Peu de villes se donnent au voyageur fluvial avec une telle générosité. À Budapest, le Danube traverse le décor en plein centre, et les navires s'amarrent aux quais mêmes de la capitale hongroise, très souvent côté Pest, entre le pont des Chaînes et le pont Élisabeth. On descend la passerelle et l'on se trouve déjà au cœur du sujet : d'un côté les collines de Buda couronnées de monuments, de l'autre les façades alignées de Pest, et entre les deux ce fleuve large qui a fait la capitale.
Le Parlement, cathédrale de pierre au fil de l'eau
Le monument le plus photographié du pays se dresse au bord même du Danube : le Parlement hongrois, immense vaisseau néogothique hérissé de flèches, coiffé d'un dôme qui rythme tout le panorama fluvial. On l'admire d'abord depuis le navire, à l'arrivée ou au départ, puis depuis la rive opposée, où sa silhouette se reflète dans le courant. Le soir, son illumination transforme le passage des navires en moment suspendu, et les ponts s'allument à leur tour, un à un. Les photographes se postent tôt sur les ponts supérieurs; les autres se contentent de regarder, ce qui reste la meilleure technique.
Buda, la colline aux trois visages
En franchissant le pont des Chaînes, gardé par ses lions de pierre, on grimpe vers le quartier du château de Buda. L'ancienne résidence royale y voisine avec l'église Matthias, au toit de tuiles vernissées, et avec le bastion des Pêcheurs, dont les tourelles blanches ouvrent des échappées sur toute la rive gauche. C'est le belvédère préféré des passagers, et pour cause : le fleuve, le Parlement et les toits de la ville composent depuis ses arcades un tableau qu'on ne se lasse pas de recadrer. Plus au sud, la colline Gellért veille sur les ponts de sa masse boisée.
Les ruelles pavées du quartier du château méritent d'ailleurs qu'on s'y attarde bien au-delà des monuments : portes cochères, cours intérieures silencieuses et petites galeries d'art y prolongent la promenade, à l'écart du flot des visiteurs pressés.
Pest, l'énergie des avenues
Redescendu sur la rive gauche, on marche de la place Vörösmarty aux rues commerçantes qui rayonnent autour de la rue Váci, à une dizaine de minutes des quais d'amarrage. Cafés historiques, librairies, pâtisseries où le gâteau Dobos trône en vitrine : Pest vit vite et dehors. Les amateurs de détente iront tremper dans l'un des bains thermaux qui ont fait la réputation de cette ville d'eaux, institution locale où l'on soigne aussi bien les courbatures que la conversation.

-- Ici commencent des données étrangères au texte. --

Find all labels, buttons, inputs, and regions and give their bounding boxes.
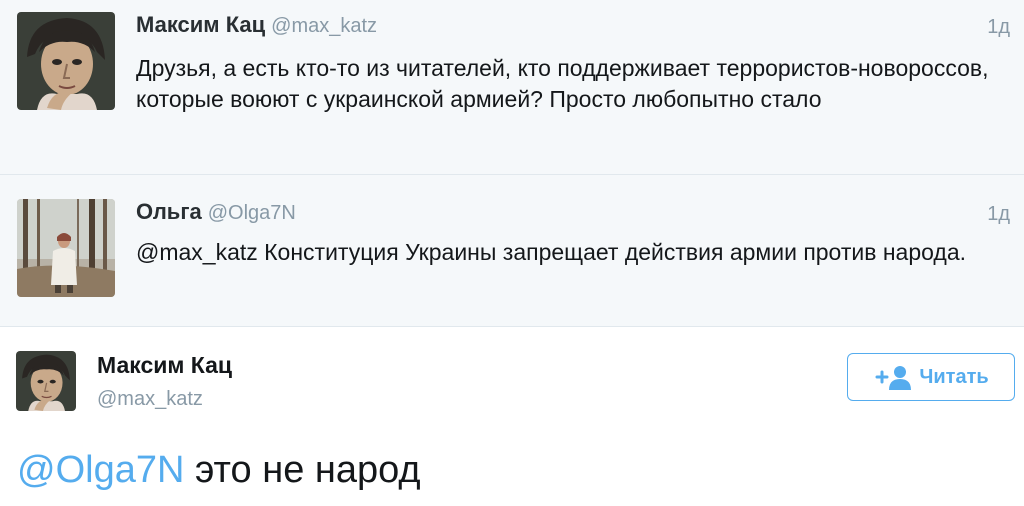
tweet-text: Друзья, а есть кто-то из читателей, кто … (136, 55, 989, 112)
main-tweet: Максим Кац @max_katz Читать @Olga7N это … (0, 327, 1024, 506)
tweet-text: @max_katz Конституция Украины запрещает … (136, 239, 967, 265)
author-name-text: Максим Кац (136, 12, 266, 37)
reply-tweet[interactable]: Ольга @Olga7N 1д @max_katz Конституция Ук… (0, 175, 1024, 327)
add-user-icon (873, 364, 912, 390)
avatar-image (17, 199, 115, 297)
author-name[interactable]: Максим Кац (97, 352, 232, 379)
avatar-image (16, 351, 76, 411)
author-handle: @Olga7N (207, 202, 296, 224)
author-name-text: Ольга (136, 199, 202, 224)
avatar[interactable] (17, 199, 115, 297)
author-name[interactable]: Ольга @Olga7N (136, 199, 296, 225)
mention-link[interactable]: @Olga7N (17, 449, 184, 491)
avatar[interactable] (16, 351, 76, 411)
avatar[interactable] (17, 12, 115, 110)
avatar-image (17, 12, 115, 110)
tweet-time: 1д (987, 16, 1010, 38)
author-name[interactable]: Максим Кац @max_katz (136, 12, 377, 38)
author-handle[interactable]: @max_katz (97, 388, 203, 411)
main-tweet-body: это не народ (184, 449, 421, 491)
author-handle: @max_katz (271, 15, 378, 37)
main-tweet-text: @Olga7N это не народ (17, 448, 421, 492)
follow-button-label: Читать (919, 365, 989, 388)
reply-tweet[interactable]: Максим Кац @max_katz 1д Друзья, а есть кт… (0, 0, 1024, 175)
follow-button[interactable]: Читать (847, 353, 1015, 401)
tweet-time: 1д (987, 203, 1010, 225)
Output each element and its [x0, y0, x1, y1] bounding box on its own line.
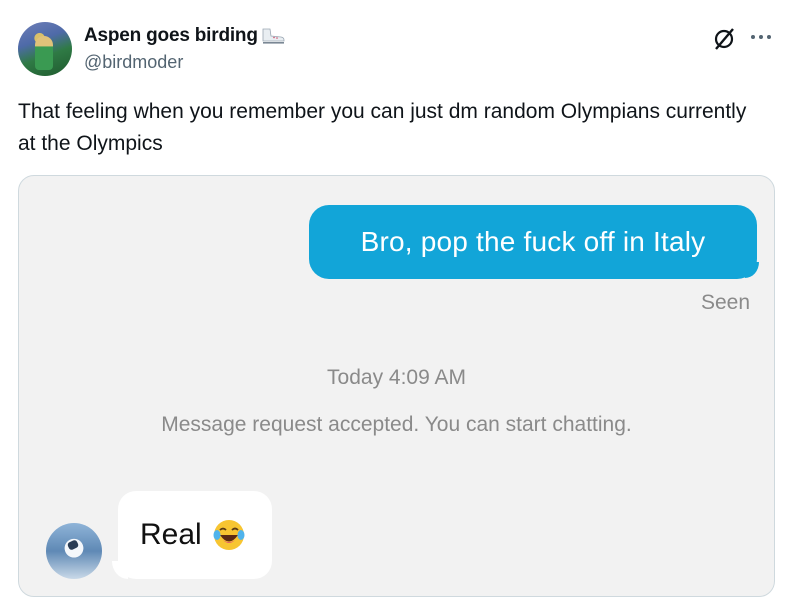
author-handle[interactable]: @birdmoder: [84, 52, 183, 73]
grok-icon[interactable]: [712, 26, 738, 52]
received-message-bubble: Real: [118, 491, 272, 579]
dm-screenshot-media[interactable]: Bro, pop the fuck off in Italy Seen Toda…: [18, 175, 775, 597]
system-message: Message request accepted. You can start …: [161, 413, 632, 436]
ice-skate-icon: [260, 27, 286, 45]
more-icon[interactable]: [748, 28, 774, 48]
author-avatar[interactable]: [18, 22, 72, 76]
tweet-text: That feeling when you remember you can j…: [18, 100, 747, 155]
avatar-figure: [35, 36, 53, 70]
avatar-skier: [66, 539, 80, 551]
face-with-tears-of-joy-icon: [212, 518, 246, 552]
author-name-row: Aspen goes birding: [84, 25, 286, 47]
received-message-text: Real: [140, 518, 202, 551]
recipient-avatar: [46, 523, 102, 579]
chat-timestamp: Today 4:09 AM: [327, 366, 466, 389]
seen-status: Seen: [700, 291, 750, 314]
sent-message-text: Bro, pop the fuck off in Italy: [360, 226, 706, 257]
sent-message-bubble: Bro, pop the fuck off in Italy: [309, 205, 757, 279]
author-display-name[interactable]: Aspen goes birding: [84, 25, 258, 47]
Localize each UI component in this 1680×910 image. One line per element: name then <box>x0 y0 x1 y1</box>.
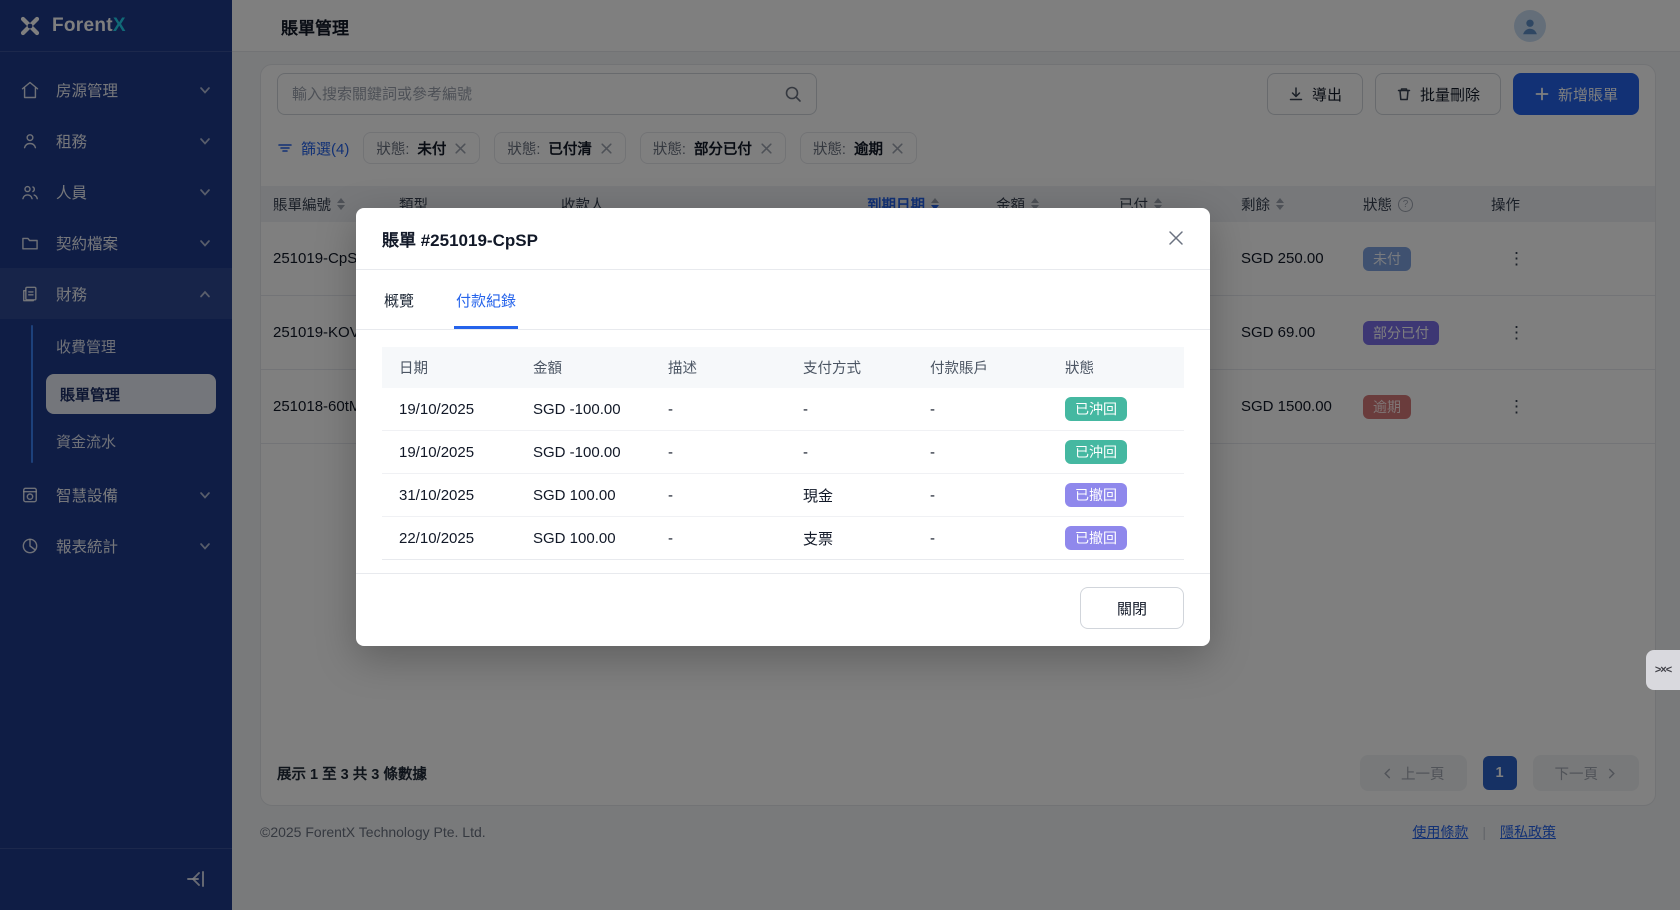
payment-status-badge: 已沖回 <box>1065 440 1127 464</box>
payment-desc: - <box>668 401 803 418</box>
modal-header: 賬單 #251019-CpSP <box>356 208 1210 270</box>
payment-method: 支票 <box>803 528 930 549</box>
payments-table-header: 日期 金額 描述 支付方式 付款賬戶 狀態 <box>382 347 1184 388</box>
payment-account: - <box>930 401 1065 418</box>
payment-desc: - <box>668 487 803 504</box>
payment-row: 19/10/2025 SGD -100.00 - - - 已沖回 <box>382 431 1184 474</box>
column-label: 日期 <box>399 357 533 378</box>
payment-amount: SGD -100.00 <box>533 401 668 418</box>
payment-amount: SGD -100.00 <box>533 444 668 461</box>
floating-widget-glyph: >×< <box>1655 664 1671 676</box>
column-label: 支付方式 <box>803 357 930 378</box>
payment-amount: SGD 100.00 <box>533 487 668 504</box>
column-label: 狀態 <box>1065 357 1184 378</box>
payment-date: 22/10/2025 <box>399 530 533 547</box>
payment-row: 22/10/2025 SGD 100.00 - 支票 - 已撤回 <box>382 517 1184 560</box>
payment-method: - <box>803 401 930 418</box>
payment-status-badge: 已沖回 <box>1065 397 1127 421</box>
payment-desc: - <box>668 444 803 461</box>
payment-date: 31/10/2025 <box>399 487 533 504</box>
invoice-detail-modal: 賬單 #251019-CpSP 概覽 付款紀錄 日期 金額 描述 支付方式 付款… <box>356 208 1210 646</box>
payment-status-badge: 已撤回 <box>1065 483 1127 507</box>
column-label: 金額 <box>533 357 668 378</box>
payment-method: 現金 <box>803 485 930 506</box>
payment-account: - <box>930 530 1065 547</box>
payment-row: 19/10/2025 SGD -100.00 - - - 已沖回 <box>382 388 1184 431</box>
payment-account: - <box>930 487 1065 504</box>
payments-table: 日期 金額 描述 支付方式 付款賬戶 狀態 19/10/2025 SGD -10… <box>382 347 1184 560</box>
payment-row: 31/10/2025 SGD 100.00 - 現金 - 已撤回 <box>382 474 1184 517</box>
close-icon[interactable] <box>1166 228 1186 248</box>
payment-status-badge: 已撤回 <box>1065 526 1127 550</box>
payment-desc: - <box>668 530 803 547</box>
payment-amount: SGD 100.00 <box>533 530 668 547</box>
tab-payment-records[interactable]: 付款紀錄 <box>454 270 518 329</box>
column-label: 付款賬戶 <box>930 357 1065 378</box>
payment-method: - <box>803 444 930 461</box>
payment-date: 19/10/2025 <box>399 444 533 461</box>
column-label: 描述 <box>668 357 803 378</box>
floating-widget[interactable]: >×< <box>1646 650 1680 690</box>
app-root: ForentX 房源管理 租務 <box>0 0 1680 910</box>
tab-overview[interactable]: 概覽 <box>382 270 416 329</box>
modal-title: 賬單 #251019-CpSP <box>382 231 538 250</box>
close-button[interactable]: 關閉 <box>1080 587 1184 629</box>
payment-date: 19/10/2025 <box>399 401 533 418</box>
modal-footer: 關閉 <box>356 573 1210 646</box>
modal-tabs: 概覽 付款紀錄 <box>356 270 1210 330</box>
payment-account: - <box>930 444 1065 461</box>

Les gourmands, eux, réserveront une place pour la cuisine hongroise, goulasch et paprika en tête, servie aussi bien dans les restaurants à nappes blanches que dans les halles animées où les habitants font leur marché.
Trois façons d'habiter l'escale
- Classique : château de Buda, église Matthias et bastion des Pêcheurs le matin, puis flânerie côté commerces l'après-midi.
- Paisible : l'île Marguerite, posée au milieu du fleuve, déroule parcs et allées à l'écart de la circulation.
- Contemplative : rester à quai au crépuscule et regarder les monuments s'illuminer depuis les coursives extérieures, spectacle gratuit et fameux.
La ville qui rend les fleuves jaloux
Bien des capitales tournent le dos à leur rivière; celle-ci a fait de la sienne une scène principale. Chaque pont y est un balcon, chaque quai une loge. Au moment où le navire largue les amarres et glisse sous les arches illuminées, les passagers se pressent sur les ponts extérieurs, et le silence se fait de lui-même. On s'éloigne comme on sort d'un théâtre, un peu étourdi, certain d'avoir assisté à l'une des plus belles représentations du Danube.